Ze światem natury będącym ostoją ładu i niewinności kontrastują teksty, w których wyraża poetka pełne niepokoju zatroskanie o stan ludzkiej kondycji „tu i teraz” („Drapieżniki,” , „Popis”, „Bestia” ). Wyłania się z nich obraz człowieka jako „łowcy śmierci” ( nawiązanie do głośnej sprawy „łowców skór”), „sadysty o białych zębach” znajdującego upodobanie w znęcaniu się nad czworonogiem, czy „kadłuba zalanego żółcią”, którego buty masakrują bezdomnego. Ten niepokojący zapis przejawów zła zostaje wzmocniony lękiem o przyszłość człowieczeństwa zrodzonym z przeświadczenia, iż niekontrolowane manipulacje genetyczne   mogą  doprowadzić do „degeneracji biosfery” i tworzenia „bezświadomych klonów Hitlerów, Stalinów” („Biotechno”), a ślepa wiara w postęp wygeneruje „cyfrowe fantomy” („Apokalipsa”) . Mimo bardzo pesymistycznego wydźwięku tych wierszy, poetka wierzy, że ocaleje w człowieku to, co pozwoli uczynić świat piękniejszym i lepszym, i że spełnią się marzenia, by „dobrocią nakarmić głodnych”, „uśmiechem zapłacić za chleb”, „sercem ogrzać zmarzniętych” („Marzenia Herkulesa”).

Mimo wieku upoważniającego do eschatologicznych niepokojów, poetka nie popada w lęk związany z przemijaniem. Śmierć traktuje jako dopełnienie odwiecznego porządku natury.
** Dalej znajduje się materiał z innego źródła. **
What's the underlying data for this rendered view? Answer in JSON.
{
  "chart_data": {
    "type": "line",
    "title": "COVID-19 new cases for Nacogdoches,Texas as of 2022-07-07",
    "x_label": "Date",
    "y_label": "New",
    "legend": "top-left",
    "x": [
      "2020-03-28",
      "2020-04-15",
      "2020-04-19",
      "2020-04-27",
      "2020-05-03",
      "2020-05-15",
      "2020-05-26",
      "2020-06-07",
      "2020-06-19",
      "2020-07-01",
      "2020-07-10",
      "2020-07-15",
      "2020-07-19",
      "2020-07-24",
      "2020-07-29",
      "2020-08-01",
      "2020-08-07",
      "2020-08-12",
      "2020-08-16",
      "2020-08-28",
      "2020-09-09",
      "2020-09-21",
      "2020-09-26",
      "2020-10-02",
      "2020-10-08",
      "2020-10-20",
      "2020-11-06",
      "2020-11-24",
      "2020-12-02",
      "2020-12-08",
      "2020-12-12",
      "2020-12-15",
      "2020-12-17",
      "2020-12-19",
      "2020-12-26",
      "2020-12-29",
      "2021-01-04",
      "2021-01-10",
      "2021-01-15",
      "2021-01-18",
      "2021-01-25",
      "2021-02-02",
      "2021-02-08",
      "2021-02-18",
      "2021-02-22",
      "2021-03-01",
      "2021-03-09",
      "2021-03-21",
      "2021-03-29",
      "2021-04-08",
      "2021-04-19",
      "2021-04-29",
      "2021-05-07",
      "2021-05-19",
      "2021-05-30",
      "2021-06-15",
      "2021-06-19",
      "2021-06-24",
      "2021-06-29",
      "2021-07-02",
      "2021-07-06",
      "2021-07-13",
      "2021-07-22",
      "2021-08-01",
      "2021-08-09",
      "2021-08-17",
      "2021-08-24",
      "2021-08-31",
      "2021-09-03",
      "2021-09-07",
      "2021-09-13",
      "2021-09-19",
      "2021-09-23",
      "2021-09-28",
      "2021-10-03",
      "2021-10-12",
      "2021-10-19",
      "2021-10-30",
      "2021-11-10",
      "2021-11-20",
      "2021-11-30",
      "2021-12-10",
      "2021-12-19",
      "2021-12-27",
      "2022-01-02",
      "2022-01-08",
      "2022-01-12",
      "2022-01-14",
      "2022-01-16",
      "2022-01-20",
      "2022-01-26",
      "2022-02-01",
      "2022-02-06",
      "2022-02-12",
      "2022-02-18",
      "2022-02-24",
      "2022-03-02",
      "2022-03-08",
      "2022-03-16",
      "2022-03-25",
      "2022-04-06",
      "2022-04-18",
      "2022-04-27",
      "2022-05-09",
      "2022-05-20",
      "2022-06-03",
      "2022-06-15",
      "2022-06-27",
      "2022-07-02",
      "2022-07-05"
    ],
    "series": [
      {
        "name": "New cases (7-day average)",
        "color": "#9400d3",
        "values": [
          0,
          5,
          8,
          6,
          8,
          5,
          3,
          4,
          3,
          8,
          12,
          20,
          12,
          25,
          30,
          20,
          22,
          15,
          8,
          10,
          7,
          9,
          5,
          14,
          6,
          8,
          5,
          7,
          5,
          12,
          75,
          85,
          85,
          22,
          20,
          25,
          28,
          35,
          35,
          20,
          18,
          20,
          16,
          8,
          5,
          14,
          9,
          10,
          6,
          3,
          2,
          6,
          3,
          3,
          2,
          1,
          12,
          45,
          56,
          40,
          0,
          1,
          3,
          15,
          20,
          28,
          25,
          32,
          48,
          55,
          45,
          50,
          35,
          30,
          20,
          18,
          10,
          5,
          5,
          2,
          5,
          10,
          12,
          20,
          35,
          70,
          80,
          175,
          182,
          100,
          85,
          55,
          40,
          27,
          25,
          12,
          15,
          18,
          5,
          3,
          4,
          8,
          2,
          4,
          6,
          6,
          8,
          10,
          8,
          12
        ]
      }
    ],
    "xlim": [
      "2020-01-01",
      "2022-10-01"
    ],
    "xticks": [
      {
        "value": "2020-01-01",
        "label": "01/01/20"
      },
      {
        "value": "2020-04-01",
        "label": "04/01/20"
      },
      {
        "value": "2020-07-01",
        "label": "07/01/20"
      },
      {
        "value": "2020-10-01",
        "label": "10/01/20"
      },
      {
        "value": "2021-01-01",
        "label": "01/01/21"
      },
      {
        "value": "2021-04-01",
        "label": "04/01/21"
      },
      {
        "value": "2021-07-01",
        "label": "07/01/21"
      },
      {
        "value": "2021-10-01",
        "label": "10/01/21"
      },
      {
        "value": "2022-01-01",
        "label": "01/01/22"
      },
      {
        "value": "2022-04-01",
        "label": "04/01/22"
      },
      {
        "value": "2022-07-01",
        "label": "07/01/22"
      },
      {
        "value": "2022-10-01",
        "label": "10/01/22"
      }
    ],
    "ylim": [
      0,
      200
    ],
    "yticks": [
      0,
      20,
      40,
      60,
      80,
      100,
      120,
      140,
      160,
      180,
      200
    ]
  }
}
Porusza ją jednak odchodzenie innych, szczególnie tak tragiczne jak w przypadku górników z „Halemby” („Za wcześnie”), czy zmarłych po zawaleniu się hali w Katowicach („Udomowiony”). Poruszająca jest wymowa drugiego wiersza. Gołębica czekająca na pogrzebanego pod zwałem metalu hodowcy, unosi się ” w jasne niebo”, aby pozostać na wieki związaną z jego duszą.

Dopełnieniem wielości refleksji obecnych w wierszach Heleny Miary są teksty będące wyrazem jej fascynacji muzyką ( „Dyrygent”, „Pieśń pochwalna”), malarstwem ( „Sen”, „Syn Nocy”) oraz pięknem odwiedzanych miejsc („Ocean”, „Różowe okulary”). Świadczą one o wielkiej wrażliwości na świat dźwięków i obrazów.

Tomik kończy wiersz o bardzo optymistycznym wydźwięku. Poetka wierzy, że ” świat stanie się piękniejszy, a nadzieja zapachnie wiosną”

Bo  przecież najbardziej potrzeba nam nadziei.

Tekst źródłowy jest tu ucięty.